|Our fortune cookies the night before our Alaska Adventure started. I don’t know if the bottom one was referring to the ferry crossing we faced in Dawson or if it was really meant for The Wynns.|
We left the U.S. a day ahead of schedule on May 31, 2015. The only reservation we had were a pair of tickets at will call for the Alaska Goldpanners Midnight Sun Game held on the Summer Solstice (June 21). That gave us 21 full days to drive roughly 2,201 miles and, even though that was about 14 days longer than most of our fellow RVers were taking, it still felt rushed.
|The Mutiny and the SnowMobile on our last night in the U.S. free camping at the Silver Reef Casino in Ferndale.|
By now our friends, Gone With the Wynns, had made their crossing and posted a video about it. We also received reports on our special Alaska 2015 Facebook page from other nomads who had made smooth crossings at various points along the US/Canadian border. We felt pretty confident that we, too, would have zero issues at the border since we had actually (and honestly) bothered to removed any guns, alcohol, raw chicken (even frozen), fruit, eggs and house plants. Not only that, we paid an exorbitant amount of money to obtain health certificates for all the pets on board (our two cats, Avi and Miso, and our new dog, Nellie)…which were never checked. By anyone. At any border crossing.

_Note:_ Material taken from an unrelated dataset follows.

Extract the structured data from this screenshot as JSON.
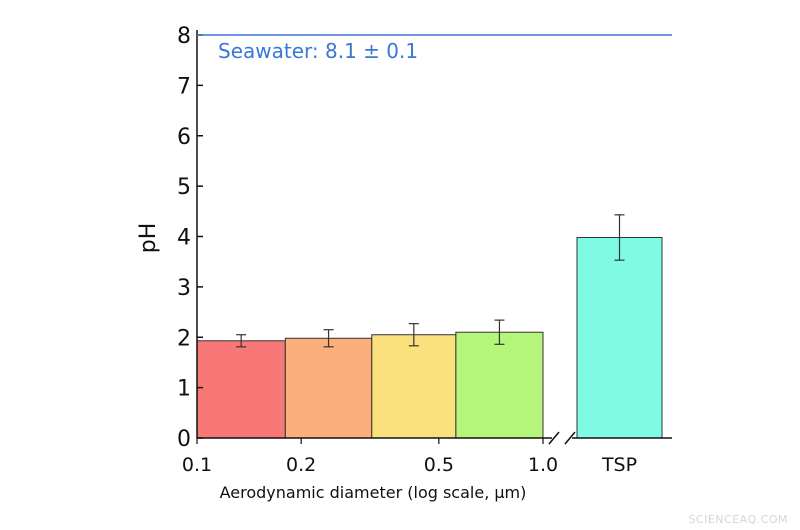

|The Snows, with their Jeep toad, right in front of us…|
We caravanned with Jason and Kristin of The Snowmads, getting in line right behind them at the check point. After a few minutes we saw that they got waved to the side, which meant they were either going to get inspected or had some other issue to deal with inside the border patrol building. I’ll admit ~ I was secretly relieved because I thought, “Surely they won’t pull two RVs over in a row. We’re golden!”. Boy was I wrong. We were pulled over, boarded and given the complete cavity search. Okay, not really ~ but they did snoop around and questioned us about a few things. Mainly, they wanted to know if the rifle Clark was holding in a photo above the passenger’s seat was on board the RV (seriously, they take this gun thing…ummm..seriously). Now, this photo is one of those old timie deals where the guys dress up like bandits or bank robbers and the ladies like saloon girls. So there we were, trying to explain to the Canadian Border Patrol that it wasn’t a real gun, it wasn’t our gun and that we paid for a photo that made my sister and I look like old time prostitutes. They also asked about the cats (but not for any health records) and how they handled traveling and eventually let us go. Travel Tip: Don’t assume Border Patrol isn’t going to search your rig. Granted, they didn’t give us a hard time about the fact that we had slightly more alcohol than allowed, but they can and will search your RV for reasons that may not make any sense to you.
|The infamous photo…|
We caught up to the Snows, who had been let through after a paperwork check, at the nearby Costco. All of our cell phones became useless about 5 miles after crossing the border so we got a set of walkie talkies, which worked well as long as we stayed within a 1/4 mile of each other…and if we kept off of them rather than making jokes about everything we saw along the way. Man those batteries drain fast! Travel Tip: Traveling with friends can take some of the stress away. You can split research duties or catch wayside attractions the other might miss. It’s also nice to have friendly company to share a drink with after a long or stressful travel day.
|Canada let us in!!!|
Kristin was a saint and had already scoped out our first stop for the night. Our travel day wasn’t planned to be excessively long because we didn’t know how long the border crossing would take (the lines alone can make for a long wait, let alone getting picked for the search) and well, being in a foreign place, even if it is only Canada, takes a little getting used to (there’s a lot of math with the whole kilometers per hour and gas prices in liters, it can be exhausting). Travel tip: Make a quick conversion table for common measurements if you’re not accustomed to using the metric system. For instance, a short list of km/h to mph taped to the dashboard near the driver is helpful (some speedometers make it near impossible to read the km/h). Likewise, knowing how many liters are in a gallon can help you figure out how much fuel cost by the gallon (but you may not really want to know).
|Mindi, Nellie and Chloe (Toby’s around somewhere) stretch their legs in the dog park at Canyon Alpine RV Park.|
Our first night in Canada was spent at Canyon Alpine RV Park and Campground in Boston Bar, B.C. The campground Internet was useless, none of our phones worked, our mifi hot spots lay dormant, we had no chicken to cook for dinner and no eggs for breakfast the next morning. But we were officially on our way to one of the greatest adventures we’d have in all of our fulltime travels. Travel Tip: If you can swing it, plan for a shorter day when you cross the border. Having the option to stop early in the day can take some of the pressure off of a potentially rough day. Also, plan ahead and have some dinner and breakfast options available unless you have time to shop immediately after the crossing.